Weinberg's Passenger at Opera Frankfurt
We Must Not Forget
By: Susan Hall - Feb 10, 2026
Opera Frankfurt gives a commanding and deeply engaging performance of The Passenger by Mieczysaw Weinberg, with a libretto by Alexander Medvedev. Dmitri Shostakovich, a close friend of the composer, read Zofia Posmysz’s novel and immediately saw its potential as an opera. Weinberg agreed and went on to write what he considered the best of his seven operas. The Soviet government suppressed it.
The power of the work is immediately evident in Frankfurt. The orchestra conducted by Leo Hussain, grabs us with growls, deep drum beats, and racing horns.
On stage, a German diplomat and his wife are traveling to Argentina. Lisa, the wife (sung with ineffable beauty by Katharina Magiera), has not told her husband her full story. It catches up with her in the figure of Marta, who haunts her. Once a warden at Auschwitz, Lisa feels responsible for Marta’s death. Yet here she is — alive? And about to expose the real Lisa, and perhaps ruin her life. Anselm Weber directs to highlight the mysterious and ever-present power of memory.
We never know in this production (though we do in the novel) whether Marta was in fact killed at Auschwitz. She surely lives on evoking a profound feeling of guilt. As Florian Henckel von Donnersmarck showed us in his take on painter Gerhard Richter’s life, we can never look away. We can never get away.
What makes this opera unusual is its perspective. The author of the underlying book and Weinberg both lived surrounded by German death sentences. This is an insider’s point of view. Weinberg fled Poland for Russia when Hitler marched into his country. Zofia Posmysz was imprisoned at Auschwitz as a political objector, not as a Jew.
The set by Katja Haas in the Frankfurt production reflects this duality. A luxury liner is created with planks arranged around the outside of a large cube. When the cube rotates, the interior of the Auschwitz prison is revealed. The diplomat wanders through this past as the story is told. It is ever-present.
Weinberg’s music is equally present. A.J. Gluekert as the diplomat Walter weaves well between his love of his wife and dread of her past. Perhaps because the “bad” character, Lisa, has a conscience and a heart, Katharina Magiera has some very beautiful lines. Amanda Majeski is both brave and tormented as Marta, a role she created in Chicago. Most of the score is cacophonous, sounding out the horrors the camps held.
The lighting by Olaf Winter is particularly important, giving us bright light on the ship’s deck and deep siennas and greys in the camp. The positioning of the inmates is another powerful element: women are distributed across the floor, sitting, lying down, crunched in fear, yet sustained by faint hope.
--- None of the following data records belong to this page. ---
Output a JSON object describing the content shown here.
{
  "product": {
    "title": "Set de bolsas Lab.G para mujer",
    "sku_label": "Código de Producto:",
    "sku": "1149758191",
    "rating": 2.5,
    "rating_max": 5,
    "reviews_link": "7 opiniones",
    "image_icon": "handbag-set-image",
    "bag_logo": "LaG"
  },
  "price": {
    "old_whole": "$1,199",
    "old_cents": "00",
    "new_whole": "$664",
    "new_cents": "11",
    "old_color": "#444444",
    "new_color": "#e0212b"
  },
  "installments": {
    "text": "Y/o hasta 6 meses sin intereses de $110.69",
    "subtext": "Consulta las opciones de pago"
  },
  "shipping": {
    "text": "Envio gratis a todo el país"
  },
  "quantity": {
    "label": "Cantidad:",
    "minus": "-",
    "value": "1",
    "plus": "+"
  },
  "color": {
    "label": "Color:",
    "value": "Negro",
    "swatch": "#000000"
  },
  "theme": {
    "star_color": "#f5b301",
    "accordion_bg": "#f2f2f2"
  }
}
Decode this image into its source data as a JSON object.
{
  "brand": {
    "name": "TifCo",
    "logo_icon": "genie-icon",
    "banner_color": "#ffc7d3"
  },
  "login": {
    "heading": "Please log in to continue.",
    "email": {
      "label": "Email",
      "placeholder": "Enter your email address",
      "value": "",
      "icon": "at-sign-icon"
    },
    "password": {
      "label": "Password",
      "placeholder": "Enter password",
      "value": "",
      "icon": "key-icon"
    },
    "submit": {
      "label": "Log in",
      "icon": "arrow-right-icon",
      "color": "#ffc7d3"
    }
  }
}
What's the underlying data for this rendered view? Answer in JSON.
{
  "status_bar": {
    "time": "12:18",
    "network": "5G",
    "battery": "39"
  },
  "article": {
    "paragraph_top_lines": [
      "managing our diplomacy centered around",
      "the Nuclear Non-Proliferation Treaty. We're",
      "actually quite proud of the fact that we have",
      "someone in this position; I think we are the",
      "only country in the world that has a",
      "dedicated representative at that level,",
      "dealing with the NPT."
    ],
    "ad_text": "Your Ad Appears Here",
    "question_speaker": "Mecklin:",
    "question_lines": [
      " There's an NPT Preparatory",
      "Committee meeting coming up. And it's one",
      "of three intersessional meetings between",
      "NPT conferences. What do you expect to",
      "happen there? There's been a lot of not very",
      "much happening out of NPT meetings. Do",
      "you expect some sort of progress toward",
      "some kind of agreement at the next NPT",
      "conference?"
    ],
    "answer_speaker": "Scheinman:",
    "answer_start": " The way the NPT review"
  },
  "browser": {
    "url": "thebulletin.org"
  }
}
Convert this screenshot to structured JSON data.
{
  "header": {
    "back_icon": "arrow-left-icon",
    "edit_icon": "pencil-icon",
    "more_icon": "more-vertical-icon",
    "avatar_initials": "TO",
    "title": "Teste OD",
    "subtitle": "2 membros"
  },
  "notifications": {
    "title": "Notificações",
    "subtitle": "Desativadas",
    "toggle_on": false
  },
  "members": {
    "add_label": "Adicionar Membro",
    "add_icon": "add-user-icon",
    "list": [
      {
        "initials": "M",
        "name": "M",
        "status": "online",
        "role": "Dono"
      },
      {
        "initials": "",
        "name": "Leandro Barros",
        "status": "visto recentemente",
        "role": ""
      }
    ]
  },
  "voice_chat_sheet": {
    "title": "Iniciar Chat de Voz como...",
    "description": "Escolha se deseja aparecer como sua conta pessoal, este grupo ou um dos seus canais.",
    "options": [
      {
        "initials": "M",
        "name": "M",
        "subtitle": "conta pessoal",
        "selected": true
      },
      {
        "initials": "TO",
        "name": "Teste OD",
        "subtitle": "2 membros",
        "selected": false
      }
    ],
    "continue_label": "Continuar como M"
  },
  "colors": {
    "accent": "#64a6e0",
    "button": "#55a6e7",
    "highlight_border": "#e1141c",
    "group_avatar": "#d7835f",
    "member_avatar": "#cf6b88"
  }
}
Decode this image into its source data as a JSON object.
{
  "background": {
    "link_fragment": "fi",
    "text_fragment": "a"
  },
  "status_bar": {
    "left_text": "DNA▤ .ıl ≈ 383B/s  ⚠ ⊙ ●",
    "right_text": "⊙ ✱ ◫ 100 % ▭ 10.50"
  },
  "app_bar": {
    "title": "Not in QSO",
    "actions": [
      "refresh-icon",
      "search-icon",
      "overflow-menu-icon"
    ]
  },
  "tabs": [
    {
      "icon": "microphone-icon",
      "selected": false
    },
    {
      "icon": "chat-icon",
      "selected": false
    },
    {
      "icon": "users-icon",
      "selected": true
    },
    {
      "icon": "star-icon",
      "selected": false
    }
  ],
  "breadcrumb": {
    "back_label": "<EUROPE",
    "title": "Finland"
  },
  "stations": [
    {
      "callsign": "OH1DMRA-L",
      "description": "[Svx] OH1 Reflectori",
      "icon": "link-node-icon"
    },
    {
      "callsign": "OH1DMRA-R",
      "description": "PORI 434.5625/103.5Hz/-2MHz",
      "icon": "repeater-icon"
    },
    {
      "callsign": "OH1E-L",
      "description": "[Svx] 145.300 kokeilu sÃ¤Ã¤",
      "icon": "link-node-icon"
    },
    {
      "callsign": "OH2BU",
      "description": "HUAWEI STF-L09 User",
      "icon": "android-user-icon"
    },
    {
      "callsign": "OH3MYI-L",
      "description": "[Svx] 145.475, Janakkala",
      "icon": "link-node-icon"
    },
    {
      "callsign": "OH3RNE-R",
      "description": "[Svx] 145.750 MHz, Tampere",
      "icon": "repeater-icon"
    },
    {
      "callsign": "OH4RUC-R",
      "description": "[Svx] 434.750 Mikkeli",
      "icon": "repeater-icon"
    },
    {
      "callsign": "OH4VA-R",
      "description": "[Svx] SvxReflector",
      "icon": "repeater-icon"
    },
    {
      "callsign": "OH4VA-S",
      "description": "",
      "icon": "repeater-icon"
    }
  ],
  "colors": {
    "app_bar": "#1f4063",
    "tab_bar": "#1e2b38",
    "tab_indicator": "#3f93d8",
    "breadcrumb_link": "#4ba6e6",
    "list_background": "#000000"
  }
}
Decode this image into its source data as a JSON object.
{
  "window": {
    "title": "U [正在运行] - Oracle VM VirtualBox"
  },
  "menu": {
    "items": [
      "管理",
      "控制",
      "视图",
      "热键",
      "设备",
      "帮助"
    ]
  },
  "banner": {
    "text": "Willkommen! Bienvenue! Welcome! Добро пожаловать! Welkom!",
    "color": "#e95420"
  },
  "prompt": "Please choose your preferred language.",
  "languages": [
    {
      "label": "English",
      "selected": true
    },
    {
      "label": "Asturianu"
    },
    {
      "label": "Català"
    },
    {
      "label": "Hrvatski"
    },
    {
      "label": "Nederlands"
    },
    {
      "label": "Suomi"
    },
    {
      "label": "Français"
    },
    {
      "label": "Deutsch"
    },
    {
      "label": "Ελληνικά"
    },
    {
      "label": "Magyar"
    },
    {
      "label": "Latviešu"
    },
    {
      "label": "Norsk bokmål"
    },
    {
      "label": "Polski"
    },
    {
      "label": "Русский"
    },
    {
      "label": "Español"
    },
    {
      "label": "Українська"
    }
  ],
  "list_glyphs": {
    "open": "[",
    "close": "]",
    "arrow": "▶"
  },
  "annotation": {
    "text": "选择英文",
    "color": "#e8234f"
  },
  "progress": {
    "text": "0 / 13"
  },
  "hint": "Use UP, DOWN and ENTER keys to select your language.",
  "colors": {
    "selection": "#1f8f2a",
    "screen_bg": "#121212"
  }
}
Anthony Freud produced a multilingual version of the opera in Chicago a decade ago. His mother was an Auschwitz survivor, and he observes that when what happened there is spoken about openly, the second-generation syndrome so common in families of Holocaust survivors does not develop.
There is a suggestion in the opera that we too must constantly look — remain vigilant, acknowledge the horrors around us, and try to prevent their repetition. In Germany, the mounds of World War II debris are silent. The stumble stones commemorating the lives of murdered Jews are silent. This opera is not. It has a powerful auditory presence. The music belongs to the story in a special way.
And Frankfurt Opera, with glorious singing and acting, striking staging, and brilliant lighting, has made The Passenger an unforgettable work.